12.5 Jahre: Die erste Freundschaft, frustrierender Frankreichaustausch

Auch die Siebte Klasse brachte keine deutlichen Veränderungen mit sich. Es pendelte sich langsam alles ein und ich begann, alles so hinzunehmen, wie es kam.
Seit der fünften Klasse ging ich regelmäßig in den Schulchor, der jedes Jahr ein anderes Musical aufführte und in diesem war es der Froschkönig, in dem ich sogar die Stellvertretende Hauptrolle bekam! Zusammen mit dem gesamten Chor fuhren wir für 3 Tage in eine Herberge, um intensiv zu trainieren und zu üben. Da ich mich mit den Mädels eine Klasse unter mir prima verstand, kam ich zu ihnen in ein Zimmer, damit ich nicht wieder um meine Sachen Angst haben musste.
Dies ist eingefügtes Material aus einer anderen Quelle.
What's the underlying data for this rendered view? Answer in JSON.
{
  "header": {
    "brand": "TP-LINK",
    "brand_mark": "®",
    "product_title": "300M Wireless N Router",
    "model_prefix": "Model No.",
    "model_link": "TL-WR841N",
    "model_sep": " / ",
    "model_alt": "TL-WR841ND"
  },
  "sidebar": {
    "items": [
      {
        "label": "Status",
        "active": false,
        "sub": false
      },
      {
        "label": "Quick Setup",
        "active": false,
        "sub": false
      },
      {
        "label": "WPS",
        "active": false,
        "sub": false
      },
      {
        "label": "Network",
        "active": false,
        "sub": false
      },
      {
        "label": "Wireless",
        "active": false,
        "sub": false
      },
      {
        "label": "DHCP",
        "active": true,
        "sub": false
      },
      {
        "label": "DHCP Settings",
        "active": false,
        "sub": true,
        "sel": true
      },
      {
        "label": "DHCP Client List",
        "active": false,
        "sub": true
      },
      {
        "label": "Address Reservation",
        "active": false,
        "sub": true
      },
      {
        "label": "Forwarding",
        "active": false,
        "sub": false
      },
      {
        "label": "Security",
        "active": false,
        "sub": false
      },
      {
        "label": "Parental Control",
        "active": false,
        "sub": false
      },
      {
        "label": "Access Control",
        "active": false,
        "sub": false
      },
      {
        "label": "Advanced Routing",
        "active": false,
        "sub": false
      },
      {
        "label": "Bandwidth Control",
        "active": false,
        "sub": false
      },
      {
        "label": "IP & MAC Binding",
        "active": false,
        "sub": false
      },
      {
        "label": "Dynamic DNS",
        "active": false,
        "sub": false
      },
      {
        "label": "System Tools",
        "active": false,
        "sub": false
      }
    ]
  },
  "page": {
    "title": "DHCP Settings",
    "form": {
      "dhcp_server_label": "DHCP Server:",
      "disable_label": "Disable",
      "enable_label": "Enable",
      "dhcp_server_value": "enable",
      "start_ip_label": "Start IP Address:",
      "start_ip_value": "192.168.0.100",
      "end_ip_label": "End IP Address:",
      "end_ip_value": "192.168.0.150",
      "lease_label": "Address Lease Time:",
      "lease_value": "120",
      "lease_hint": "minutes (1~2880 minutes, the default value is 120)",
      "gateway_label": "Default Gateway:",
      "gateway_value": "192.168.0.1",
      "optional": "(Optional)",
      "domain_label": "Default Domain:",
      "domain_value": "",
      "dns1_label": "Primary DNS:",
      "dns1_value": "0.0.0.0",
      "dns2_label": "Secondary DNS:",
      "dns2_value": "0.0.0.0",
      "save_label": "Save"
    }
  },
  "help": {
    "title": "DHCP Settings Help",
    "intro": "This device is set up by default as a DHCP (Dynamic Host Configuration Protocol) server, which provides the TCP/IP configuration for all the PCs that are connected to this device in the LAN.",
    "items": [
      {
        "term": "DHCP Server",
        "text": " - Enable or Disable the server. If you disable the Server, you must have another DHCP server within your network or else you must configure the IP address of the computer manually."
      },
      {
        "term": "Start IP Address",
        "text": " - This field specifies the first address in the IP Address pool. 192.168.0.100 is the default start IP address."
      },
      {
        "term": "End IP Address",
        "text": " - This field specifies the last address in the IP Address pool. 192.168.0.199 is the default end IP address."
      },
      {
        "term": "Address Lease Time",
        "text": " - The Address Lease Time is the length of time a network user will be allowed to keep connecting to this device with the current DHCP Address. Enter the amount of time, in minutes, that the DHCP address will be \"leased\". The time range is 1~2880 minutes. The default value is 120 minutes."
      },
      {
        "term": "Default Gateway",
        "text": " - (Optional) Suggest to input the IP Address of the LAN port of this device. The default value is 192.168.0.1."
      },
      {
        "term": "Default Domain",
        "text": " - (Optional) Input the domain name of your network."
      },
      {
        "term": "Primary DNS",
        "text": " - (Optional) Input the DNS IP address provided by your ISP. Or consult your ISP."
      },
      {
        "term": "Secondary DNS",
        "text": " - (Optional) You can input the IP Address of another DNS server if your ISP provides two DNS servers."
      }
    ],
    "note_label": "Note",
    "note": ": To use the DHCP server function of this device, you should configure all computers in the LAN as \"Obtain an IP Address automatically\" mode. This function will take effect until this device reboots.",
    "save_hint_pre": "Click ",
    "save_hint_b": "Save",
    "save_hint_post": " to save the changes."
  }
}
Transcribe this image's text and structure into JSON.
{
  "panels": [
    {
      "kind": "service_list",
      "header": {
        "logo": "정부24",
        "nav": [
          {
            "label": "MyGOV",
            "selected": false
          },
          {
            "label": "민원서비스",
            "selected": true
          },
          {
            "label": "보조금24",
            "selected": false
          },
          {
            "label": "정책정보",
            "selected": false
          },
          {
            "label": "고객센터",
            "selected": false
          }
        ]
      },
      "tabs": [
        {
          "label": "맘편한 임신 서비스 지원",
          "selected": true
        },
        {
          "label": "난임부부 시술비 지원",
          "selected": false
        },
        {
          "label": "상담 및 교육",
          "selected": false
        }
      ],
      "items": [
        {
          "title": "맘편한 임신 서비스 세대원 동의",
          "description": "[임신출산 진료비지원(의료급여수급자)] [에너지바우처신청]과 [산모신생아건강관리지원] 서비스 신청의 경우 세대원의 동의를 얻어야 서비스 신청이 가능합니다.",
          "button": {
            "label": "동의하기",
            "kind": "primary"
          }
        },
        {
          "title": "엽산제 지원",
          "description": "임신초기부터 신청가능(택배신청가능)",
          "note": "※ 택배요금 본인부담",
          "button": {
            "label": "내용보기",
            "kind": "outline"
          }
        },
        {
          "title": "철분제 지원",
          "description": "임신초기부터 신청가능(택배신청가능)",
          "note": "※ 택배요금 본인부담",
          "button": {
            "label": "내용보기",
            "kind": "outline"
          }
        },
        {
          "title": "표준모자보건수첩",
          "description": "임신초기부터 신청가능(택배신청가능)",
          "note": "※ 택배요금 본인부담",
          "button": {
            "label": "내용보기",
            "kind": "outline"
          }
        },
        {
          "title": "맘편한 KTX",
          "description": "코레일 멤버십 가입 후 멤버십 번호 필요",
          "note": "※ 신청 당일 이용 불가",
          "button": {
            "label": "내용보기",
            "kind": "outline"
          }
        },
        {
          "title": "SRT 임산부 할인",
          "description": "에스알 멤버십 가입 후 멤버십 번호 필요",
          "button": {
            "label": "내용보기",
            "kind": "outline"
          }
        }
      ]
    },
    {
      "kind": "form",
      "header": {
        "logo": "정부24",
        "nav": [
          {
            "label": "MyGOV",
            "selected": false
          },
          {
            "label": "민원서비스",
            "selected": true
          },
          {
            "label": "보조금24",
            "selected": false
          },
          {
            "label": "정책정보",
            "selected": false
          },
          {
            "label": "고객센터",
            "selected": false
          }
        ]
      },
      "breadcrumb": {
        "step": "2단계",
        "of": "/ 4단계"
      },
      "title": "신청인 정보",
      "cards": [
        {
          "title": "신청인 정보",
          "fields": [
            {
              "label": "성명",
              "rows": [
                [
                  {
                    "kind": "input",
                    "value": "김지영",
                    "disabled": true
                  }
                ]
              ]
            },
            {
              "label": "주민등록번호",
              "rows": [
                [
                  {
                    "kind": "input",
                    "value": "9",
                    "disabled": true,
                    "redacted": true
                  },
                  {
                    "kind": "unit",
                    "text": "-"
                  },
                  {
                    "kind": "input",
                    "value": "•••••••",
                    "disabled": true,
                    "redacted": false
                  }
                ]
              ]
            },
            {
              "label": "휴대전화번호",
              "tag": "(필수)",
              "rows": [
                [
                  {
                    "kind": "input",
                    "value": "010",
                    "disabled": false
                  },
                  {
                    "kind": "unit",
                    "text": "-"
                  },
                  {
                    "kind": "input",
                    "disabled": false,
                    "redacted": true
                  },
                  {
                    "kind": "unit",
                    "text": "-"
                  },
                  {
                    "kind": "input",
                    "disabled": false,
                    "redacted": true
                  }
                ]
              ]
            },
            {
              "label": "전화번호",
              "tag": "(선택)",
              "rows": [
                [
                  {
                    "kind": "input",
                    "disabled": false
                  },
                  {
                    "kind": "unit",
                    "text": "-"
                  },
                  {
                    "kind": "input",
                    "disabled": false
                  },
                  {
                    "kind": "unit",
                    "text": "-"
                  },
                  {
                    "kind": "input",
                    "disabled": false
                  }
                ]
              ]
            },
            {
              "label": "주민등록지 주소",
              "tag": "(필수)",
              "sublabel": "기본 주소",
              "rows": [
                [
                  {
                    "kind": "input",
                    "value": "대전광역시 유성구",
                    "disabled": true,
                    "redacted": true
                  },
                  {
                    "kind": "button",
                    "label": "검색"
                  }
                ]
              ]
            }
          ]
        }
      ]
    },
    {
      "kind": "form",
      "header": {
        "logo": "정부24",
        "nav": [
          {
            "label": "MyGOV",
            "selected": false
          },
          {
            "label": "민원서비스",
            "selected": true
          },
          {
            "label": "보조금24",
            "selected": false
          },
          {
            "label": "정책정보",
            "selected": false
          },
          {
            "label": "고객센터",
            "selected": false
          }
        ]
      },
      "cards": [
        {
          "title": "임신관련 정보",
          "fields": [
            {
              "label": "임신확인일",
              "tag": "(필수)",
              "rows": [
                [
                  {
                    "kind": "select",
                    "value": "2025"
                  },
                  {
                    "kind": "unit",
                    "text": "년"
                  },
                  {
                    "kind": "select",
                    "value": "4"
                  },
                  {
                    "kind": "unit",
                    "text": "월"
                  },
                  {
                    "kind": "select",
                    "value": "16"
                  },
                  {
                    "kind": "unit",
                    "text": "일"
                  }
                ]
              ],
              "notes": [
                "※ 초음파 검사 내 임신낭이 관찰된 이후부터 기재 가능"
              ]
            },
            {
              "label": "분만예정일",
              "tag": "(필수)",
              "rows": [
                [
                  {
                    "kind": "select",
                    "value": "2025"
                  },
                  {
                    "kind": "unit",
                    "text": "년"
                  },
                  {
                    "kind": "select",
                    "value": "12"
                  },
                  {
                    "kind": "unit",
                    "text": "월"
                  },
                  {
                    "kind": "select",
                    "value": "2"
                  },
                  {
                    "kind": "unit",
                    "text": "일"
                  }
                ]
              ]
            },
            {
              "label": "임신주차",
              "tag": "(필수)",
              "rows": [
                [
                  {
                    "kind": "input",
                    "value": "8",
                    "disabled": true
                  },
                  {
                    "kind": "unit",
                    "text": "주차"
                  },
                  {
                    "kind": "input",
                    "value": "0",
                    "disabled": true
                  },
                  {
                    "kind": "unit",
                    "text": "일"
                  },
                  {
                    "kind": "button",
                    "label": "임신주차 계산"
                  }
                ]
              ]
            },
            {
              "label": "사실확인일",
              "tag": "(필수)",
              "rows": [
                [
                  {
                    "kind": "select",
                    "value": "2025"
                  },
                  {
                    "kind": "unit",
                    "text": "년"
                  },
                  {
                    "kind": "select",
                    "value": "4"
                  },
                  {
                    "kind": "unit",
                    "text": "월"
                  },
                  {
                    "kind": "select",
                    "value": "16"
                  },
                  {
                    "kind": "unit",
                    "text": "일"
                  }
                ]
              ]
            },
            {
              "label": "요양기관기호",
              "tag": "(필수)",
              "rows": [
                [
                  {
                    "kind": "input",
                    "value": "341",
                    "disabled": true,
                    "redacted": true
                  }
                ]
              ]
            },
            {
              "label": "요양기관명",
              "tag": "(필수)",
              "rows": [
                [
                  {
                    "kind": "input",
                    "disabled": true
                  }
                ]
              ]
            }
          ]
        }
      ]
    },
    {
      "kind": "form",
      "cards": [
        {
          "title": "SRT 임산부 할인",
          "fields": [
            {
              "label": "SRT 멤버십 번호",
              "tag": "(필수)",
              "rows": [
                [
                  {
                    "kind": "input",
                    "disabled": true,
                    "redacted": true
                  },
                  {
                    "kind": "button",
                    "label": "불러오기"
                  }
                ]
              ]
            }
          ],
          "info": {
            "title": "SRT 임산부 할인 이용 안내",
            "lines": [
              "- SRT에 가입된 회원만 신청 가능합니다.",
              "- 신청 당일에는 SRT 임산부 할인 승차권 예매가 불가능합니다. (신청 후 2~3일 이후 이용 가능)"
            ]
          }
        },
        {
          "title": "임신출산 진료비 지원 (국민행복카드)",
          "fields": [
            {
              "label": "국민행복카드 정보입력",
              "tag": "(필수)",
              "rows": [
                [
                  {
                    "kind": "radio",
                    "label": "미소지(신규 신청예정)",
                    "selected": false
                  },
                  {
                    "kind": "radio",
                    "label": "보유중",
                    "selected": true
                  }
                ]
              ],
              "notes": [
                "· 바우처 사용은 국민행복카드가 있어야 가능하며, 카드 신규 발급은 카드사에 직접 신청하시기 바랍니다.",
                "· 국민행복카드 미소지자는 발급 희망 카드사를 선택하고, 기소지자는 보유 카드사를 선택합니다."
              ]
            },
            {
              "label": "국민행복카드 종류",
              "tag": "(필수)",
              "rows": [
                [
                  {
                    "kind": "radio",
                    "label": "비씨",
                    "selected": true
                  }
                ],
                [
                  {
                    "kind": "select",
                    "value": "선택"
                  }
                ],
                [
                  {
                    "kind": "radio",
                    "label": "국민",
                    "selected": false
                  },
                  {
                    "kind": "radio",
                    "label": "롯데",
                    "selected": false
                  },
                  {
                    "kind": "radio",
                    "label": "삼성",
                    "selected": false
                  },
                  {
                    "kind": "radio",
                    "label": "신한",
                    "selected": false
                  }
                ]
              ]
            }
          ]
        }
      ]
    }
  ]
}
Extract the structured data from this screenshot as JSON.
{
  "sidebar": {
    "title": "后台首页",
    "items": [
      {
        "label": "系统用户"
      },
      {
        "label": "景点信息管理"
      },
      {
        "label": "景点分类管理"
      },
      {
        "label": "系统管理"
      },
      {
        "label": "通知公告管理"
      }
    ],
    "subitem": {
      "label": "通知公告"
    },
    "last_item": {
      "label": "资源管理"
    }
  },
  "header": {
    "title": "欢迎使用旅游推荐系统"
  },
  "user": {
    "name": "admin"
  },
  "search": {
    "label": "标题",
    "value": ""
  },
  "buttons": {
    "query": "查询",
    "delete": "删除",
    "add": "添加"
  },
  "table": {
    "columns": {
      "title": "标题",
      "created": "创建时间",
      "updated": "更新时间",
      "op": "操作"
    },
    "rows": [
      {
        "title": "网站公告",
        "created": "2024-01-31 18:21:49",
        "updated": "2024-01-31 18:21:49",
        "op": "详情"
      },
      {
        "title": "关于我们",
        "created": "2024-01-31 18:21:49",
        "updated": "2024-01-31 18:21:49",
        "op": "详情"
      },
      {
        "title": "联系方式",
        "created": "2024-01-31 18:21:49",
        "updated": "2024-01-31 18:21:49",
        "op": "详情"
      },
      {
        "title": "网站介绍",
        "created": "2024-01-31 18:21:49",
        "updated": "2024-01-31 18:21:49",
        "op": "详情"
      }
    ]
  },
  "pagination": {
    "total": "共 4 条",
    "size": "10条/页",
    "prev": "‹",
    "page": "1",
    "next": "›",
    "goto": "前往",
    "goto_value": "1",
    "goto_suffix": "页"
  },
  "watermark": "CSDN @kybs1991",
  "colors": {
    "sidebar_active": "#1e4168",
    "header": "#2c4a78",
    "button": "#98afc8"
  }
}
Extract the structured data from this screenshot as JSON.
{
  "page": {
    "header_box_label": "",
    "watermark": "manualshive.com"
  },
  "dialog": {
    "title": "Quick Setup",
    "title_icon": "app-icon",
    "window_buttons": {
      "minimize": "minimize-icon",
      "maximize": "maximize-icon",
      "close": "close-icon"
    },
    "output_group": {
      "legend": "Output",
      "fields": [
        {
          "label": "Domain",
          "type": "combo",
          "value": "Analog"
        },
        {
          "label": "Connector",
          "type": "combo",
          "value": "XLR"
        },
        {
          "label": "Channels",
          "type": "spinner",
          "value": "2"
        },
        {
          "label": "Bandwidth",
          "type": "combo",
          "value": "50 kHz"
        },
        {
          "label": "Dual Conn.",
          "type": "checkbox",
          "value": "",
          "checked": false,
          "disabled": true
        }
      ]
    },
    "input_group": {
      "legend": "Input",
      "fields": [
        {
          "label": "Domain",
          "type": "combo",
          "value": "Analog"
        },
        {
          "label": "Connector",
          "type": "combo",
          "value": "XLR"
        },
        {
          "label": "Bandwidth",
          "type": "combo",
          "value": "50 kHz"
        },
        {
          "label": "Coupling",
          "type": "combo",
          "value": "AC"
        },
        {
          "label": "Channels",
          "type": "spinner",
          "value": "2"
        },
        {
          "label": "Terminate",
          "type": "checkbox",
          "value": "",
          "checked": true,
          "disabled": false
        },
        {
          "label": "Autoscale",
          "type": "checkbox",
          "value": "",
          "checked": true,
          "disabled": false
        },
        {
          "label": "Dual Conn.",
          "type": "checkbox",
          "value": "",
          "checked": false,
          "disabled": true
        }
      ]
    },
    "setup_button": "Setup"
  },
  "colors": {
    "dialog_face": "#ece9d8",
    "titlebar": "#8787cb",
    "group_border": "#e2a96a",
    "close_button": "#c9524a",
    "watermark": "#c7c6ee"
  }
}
Und zum Ersten Mal machte ich mir Gedanken darüber, mich nicht ein Jahr zurückstellen zu lassen. Meine Mathenoten waren ja eh so gut wie im Keller, es wäre also nicht sinnlos, und ich hätte vielleicht Freunde!
Doch unerwarteter Weise kam ich Karen, die Tochter unserer Vermieter, endlich einmal freundschaftlich näher und wir stellten fest, dass wir uns prima verstanden. Selbst nach der Chorfreizeit hielt der „Kontakt“ innerhalb der Klasse. Wir verbrachten die Pausen zusammen, redeten viel und ich hatte zum ersten Mal das Gefühl, normal zu sein. Es waren mehr als 2 Jahre vergangen, die ich ohne Freundschaft hatte ausharren müssen und nun trat solch eine glückliche Wendung ein!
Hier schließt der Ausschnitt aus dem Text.